I chose taco bell over sex...
good choice.
never try to heat up a hot pocket in the dryer if ur microwave breaks...bad idea.
What's the kids name that was drinking stale beer and redbull out of the blender?
my mom was in labor with me for 32 hours, it's only fair to start drinking now.
This guy either needs to stop touching me or buy me another drink.
I opened my package from my mom today. She put four bottles of tequila in the bottom under my ducky slippers. She knows me way to well.

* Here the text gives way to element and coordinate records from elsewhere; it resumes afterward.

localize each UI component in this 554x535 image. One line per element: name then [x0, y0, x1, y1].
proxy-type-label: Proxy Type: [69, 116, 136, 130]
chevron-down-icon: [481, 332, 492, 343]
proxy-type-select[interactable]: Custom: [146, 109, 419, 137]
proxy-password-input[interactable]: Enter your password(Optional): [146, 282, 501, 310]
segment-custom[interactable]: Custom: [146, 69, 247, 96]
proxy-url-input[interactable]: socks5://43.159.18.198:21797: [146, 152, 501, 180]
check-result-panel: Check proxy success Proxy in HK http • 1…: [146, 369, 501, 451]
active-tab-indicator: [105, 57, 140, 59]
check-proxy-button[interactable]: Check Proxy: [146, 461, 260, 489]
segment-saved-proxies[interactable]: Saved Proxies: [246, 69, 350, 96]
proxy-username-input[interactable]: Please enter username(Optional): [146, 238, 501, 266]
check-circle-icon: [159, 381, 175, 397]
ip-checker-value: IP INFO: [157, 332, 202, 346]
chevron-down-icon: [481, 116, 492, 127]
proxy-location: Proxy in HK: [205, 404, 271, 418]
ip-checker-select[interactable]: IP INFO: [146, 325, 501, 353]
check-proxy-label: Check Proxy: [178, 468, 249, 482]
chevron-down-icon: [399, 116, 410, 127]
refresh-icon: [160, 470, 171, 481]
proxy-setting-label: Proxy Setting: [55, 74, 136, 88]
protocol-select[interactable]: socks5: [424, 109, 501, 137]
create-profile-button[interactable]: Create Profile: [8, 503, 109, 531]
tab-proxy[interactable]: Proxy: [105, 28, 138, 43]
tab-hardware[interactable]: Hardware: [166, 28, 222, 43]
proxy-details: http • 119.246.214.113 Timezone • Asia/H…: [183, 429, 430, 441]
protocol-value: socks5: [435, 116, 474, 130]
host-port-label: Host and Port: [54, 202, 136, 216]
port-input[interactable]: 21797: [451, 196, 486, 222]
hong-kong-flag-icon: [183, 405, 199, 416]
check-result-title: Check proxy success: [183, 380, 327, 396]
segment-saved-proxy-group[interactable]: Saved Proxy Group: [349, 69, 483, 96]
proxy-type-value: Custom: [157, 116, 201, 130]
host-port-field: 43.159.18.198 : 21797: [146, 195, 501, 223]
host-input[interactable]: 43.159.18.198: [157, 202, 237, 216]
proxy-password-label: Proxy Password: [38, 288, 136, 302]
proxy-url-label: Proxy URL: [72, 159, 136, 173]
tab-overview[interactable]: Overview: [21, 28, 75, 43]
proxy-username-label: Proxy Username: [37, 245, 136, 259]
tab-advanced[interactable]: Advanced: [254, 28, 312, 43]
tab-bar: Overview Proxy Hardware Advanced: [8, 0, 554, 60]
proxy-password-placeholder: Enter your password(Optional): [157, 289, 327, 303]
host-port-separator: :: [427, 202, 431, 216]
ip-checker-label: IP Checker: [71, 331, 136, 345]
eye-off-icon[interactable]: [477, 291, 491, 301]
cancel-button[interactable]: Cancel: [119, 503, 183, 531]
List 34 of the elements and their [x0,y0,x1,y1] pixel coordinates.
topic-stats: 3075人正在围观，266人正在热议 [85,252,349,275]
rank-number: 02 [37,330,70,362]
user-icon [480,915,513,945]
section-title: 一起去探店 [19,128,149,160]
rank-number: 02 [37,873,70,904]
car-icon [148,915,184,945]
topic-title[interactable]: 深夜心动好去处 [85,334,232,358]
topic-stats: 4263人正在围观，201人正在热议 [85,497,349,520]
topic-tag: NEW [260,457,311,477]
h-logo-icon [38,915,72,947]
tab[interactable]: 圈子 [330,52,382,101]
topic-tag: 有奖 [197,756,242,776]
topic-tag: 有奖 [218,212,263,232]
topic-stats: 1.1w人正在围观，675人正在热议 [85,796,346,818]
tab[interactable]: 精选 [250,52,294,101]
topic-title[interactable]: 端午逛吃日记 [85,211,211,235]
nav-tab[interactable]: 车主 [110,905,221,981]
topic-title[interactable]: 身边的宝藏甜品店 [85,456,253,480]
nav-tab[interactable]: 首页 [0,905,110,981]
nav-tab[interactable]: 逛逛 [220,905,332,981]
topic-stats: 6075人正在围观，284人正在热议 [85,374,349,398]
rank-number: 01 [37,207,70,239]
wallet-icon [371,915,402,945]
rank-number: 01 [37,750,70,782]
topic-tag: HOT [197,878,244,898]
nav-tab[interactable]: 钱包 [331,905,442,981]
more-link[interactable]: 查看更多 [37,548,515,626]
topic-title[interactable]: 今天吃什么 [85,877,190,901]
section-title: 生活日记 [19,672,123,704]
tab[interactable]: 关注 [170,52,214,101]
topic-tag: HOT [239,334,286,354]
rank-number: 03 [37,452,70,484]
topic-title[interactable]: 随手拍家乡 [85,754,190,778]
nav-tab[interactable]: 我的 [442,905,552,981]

It's christmas eve and my mom blacked out before me. If she beat me at that, what have I been learning at college?
How sad is it that I'm looking in the farm & garden section of craigslist to find a weed dealer. I mean, that's where they'd be right? Just gotta break the code.
Some dudes just stopped and stared at me peeing in the street for like 5mins, and I yelled HEY. HEY. WANT ME TO SHIT IN YOUR MOUTH? I'LL SHIT ON YOUR CHEST FOR FIVE DOLLARS, PAPI
this is why i love drunk you
Just got referred to as "the girl from Tuesday night" at the Taco Bell drive thru...what happened on my birthday?!
YOU JUST GOT OUT OF THE HOSPITAL AND YOU'RE ALREADY DRINKING?!
I don't remember what you did, but I DO remember that i'm supposed to hate you for it.
I'm in the upstairs bathroom. I went to the bathroom after class and realized this is not a shit I want to have publicly. I ran home. We can go to lunch, just give me a min
As your boyfriend, I'm gonna congratulate you on winning that fist fight. But as a cop, I have to tell you to not do that again.
I promise I won't bug you anymore, I just need the following things at your convenience but preferably soon: my earrings, cup, and panties. Thanks. Good talk.